Tobacco loses: Australian court upholds world’s toughest marketing law
Australia’s Tobacco Plain Packaging Act, which is expected to come into effect before the end of the year, requires that tobacco producers drop all color and clearly visible logos from their products’ packaging, instead selling them in uniform olive green packs displaying graphic health warnings.
The package is required to prominently feature health warnings and images of cancerous mouths, blind eyes and sickly children, while the brand names would be printed in a small, uniform font.
A group of tobacco giants – including Philip Morris, British American Tobacco, Britain's Imperial Tobacco, and Japan Tobacco – claimed that the law was unconstitutional because it effectively stripped them of their intellectual property rights.

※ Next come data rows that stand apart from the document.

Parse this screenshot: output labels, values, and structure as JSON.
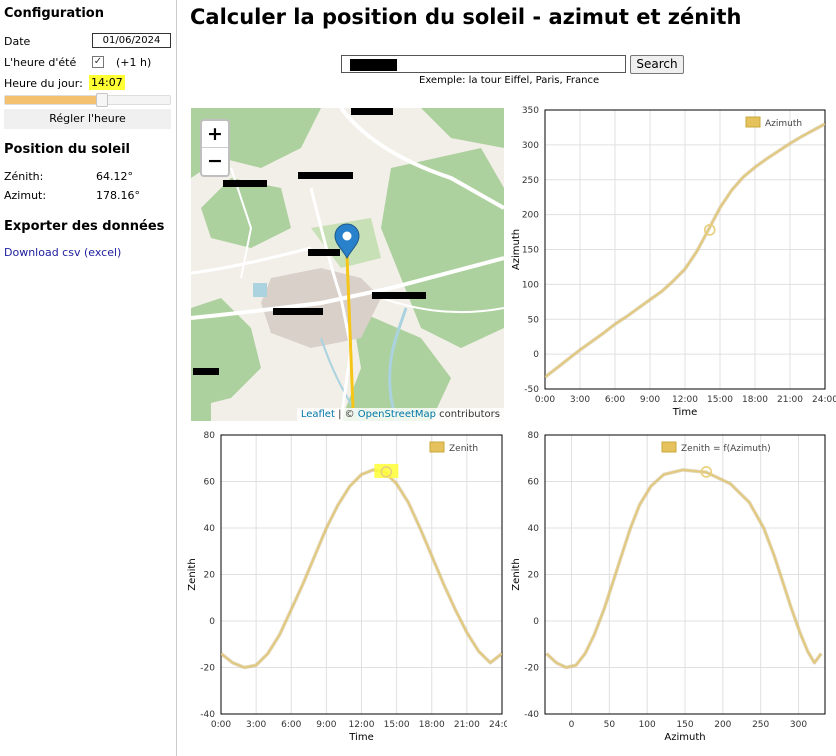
{
  "sidebar": {
    "config_title": "Configuration",
    "date_label": "Date",
    "date_value": "01/06/2024",
    "dst_label": "L'heure d'été",
    "dst_checked": true,
    "dst_offset": "(+1 h)",
    "hour_label": "Heure du jour:",
    "hour_value": "14:07",
    "hour_fraction": 0.588,
    "set_hour_button": "Régler l'heure",
    "sun_position_title": "Position du soleil",
    "zenith_label": "Zénith:",
    "zenith_value": "64.12°",
    "azimuth_label": "Azimut:",
    "azimuth_value": "178.16°",
    "export_title": "Exporter des données",
    "download_link": "Download csv (excel)"
  },
  "main": {
    "title": "Calculer la position du soleil - azimut et zénith",
    "search_button": "Search",
    "search_example": "Exemple: la tour Eiffel, Paris, France"
  },
  "map": {
    "zoom_in": "+",
    "zoom_out": "−",
    "attribution_leaflet": "Leaflet",
    "attribution_sep": " | © ",
    "attribution_osm": "OpenStreetMap",
    "attribution_tail": " contributors",
    "colors": {
      "forest": "#add19e",
      "land": "#f2efe9",
      "urban": "#d9d0c9",
      "road": "#ffffff",
      "water": "#aad3df",
      "sun_line": "#f5c518",
      "marker": "#2a81cb"
    }
  },
  "chart_data": [
    {
      "type": "line",
      "id": "azimuth-time",
      "legend": "Azimuth",
      "xlabel": "Time",
      "ylabel": "Azimuth",
      "xticks": [
        "0:00",
        "3:00",
        "6:00",
        "9:00",
        "12:00",
        "15:00",
        "18:00",
        "21:00",
        "24:00"
      ],
      "xlim": [
        0,
        24
      ],
      "ylim": [
        -50,
        350
      ],
      "yticks": [
        -50,
        0,
        50,
        100,
        150,
        200,
        250,
        300,
        350
      ],
      "x": [
        0,
        1,
        2,
        3,
        4,
        5,
        6,
        7,
        8,
        9,
        10,
        11,
        12,
        13,
        14,
        15,
        16,
        17,
        18,
        19,
        20,
        21,
        22,
        23,
        24
      ],
      "y": [
        -33,
        -20,
        -7,
        6,
        18,
        30,
        43,
        54,
        66,
        78,
        90,
        105,
        122,
        147,
        178,
        210,
        235,
        254,
        268,
        280,
        291,
        302,
        312,
        321,
        330
      ],
      "current": {
        "x": 14.12,
        "y": 178.16
      }
    },
    {
      "type": "line",
      "id": "zenith-time",
      "legend": "Zenith",
      "xlabel": "Time",
      "ylabel": "Zenith",
      "xticks": [
        "0:00",
        "3:00",
        "6:00",
        "9:00",
        "12:00",
        "15:00",
        "18:00",
        "21:00",
        "24:00"
      ],
      "xlim": [
        0,
        24
      ],
      "ylim": [
        -40,
        80
      ],
      "yticks": [
        -40,
        -20,
        0,
        20,
        40,
        60,
        80
      ],
      "x": [
        0,
        1,
        2,
        3,
        4,
        5,
        6,
        7,
        8,
        9,
        10,
        11,
        12,
        13,
        14,
        15,
        16,
        17,
        18,
        19,
        20,
        21,
        22,
        23,
        24
      ],
      "y": [
        -14,
        -18,
        -20,
        -19,
        -14,
        -6,
        5,
        16,
        28,
        40,
        50,
        58,
        63,
        65,
        64,
        59,
        51,
        40,
        28,
        16,
        5,
        -5,
        -13,
        -18,
        -14
      ],
      "current": {
        "x": 14.12,
        "y": 64.12
      }
    },
    {
      "type": "line",
      "id": "zenith-azimuth",
      "legend": "Zenith = f(Azimuth)",
      "xlabel": "Azimuth",
      "ylabel": "Zenith",
      "xlim": [
        -35,
        335
      ],
      "xticks": [
        0,
        50,
        100,
        150,
        200,
        250,
        300
      ],
      "ylim": [
        -40,
        80
      ],
      "yticks": [
        -40,
        -20,
        0,
        20,
        40,
        60,
        80
      ],
      "x": [
        -33,
        -20,
        -7,
        6,
        18,
        30,
        43,
        54,
        66,
        78,
        90,
        105,
        122,
        147,
        178,
        210,
        235,
        254,
        268,
        280,
        291,
        302,
        312,
        321,
        330
      ],
      "y": [
        -14,
        -18,
        -20,
        -19,
        -14,
        -6,
        5,
        16,
        28,
        40,
        50,
        58,
        63,
        65,
        64,
        59,
        51,
        40,
        28,
        16,
        5,
        -5,
        -13,
        -18,
        -14
      ],
      "current": {
        "x": 178.16,
        "y": 64.12
      }
    }
  ]
}
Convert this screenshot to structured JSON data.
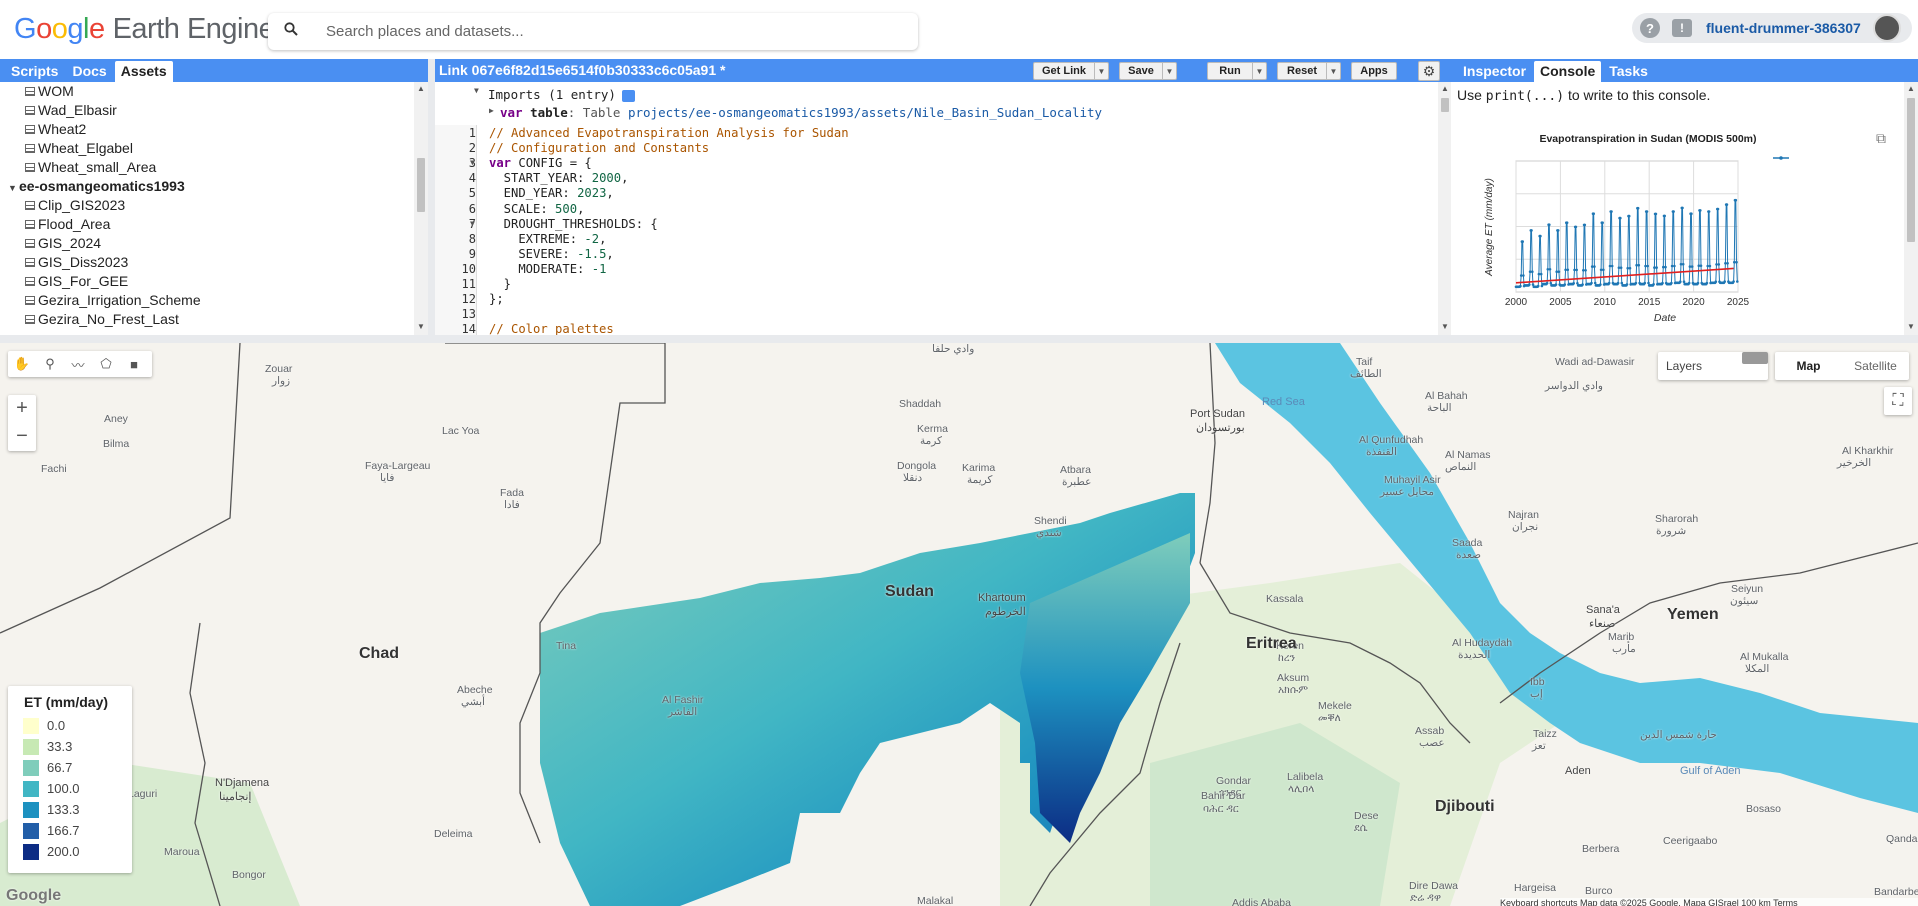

On Wednesday, the court ruled that anti-tobacco laws were legal and did not breach any trademark rights.
“The plaintiffs argued that some or all of the provisions of the Act were invalid because they were an acquisition of the plaintiffs' property otherwise than on just terms,” the court’s brief statement read. “At least a majority of the Court is of the opinion that the Act is not contrary to [Australia’s constitution].”
The court is expected to publish its full judgment and reasons for the decision at a “later date.”
The Tobacco Plain Packaging Act was passed in 2011 in an effort to further reduce the number of smokers in Australia.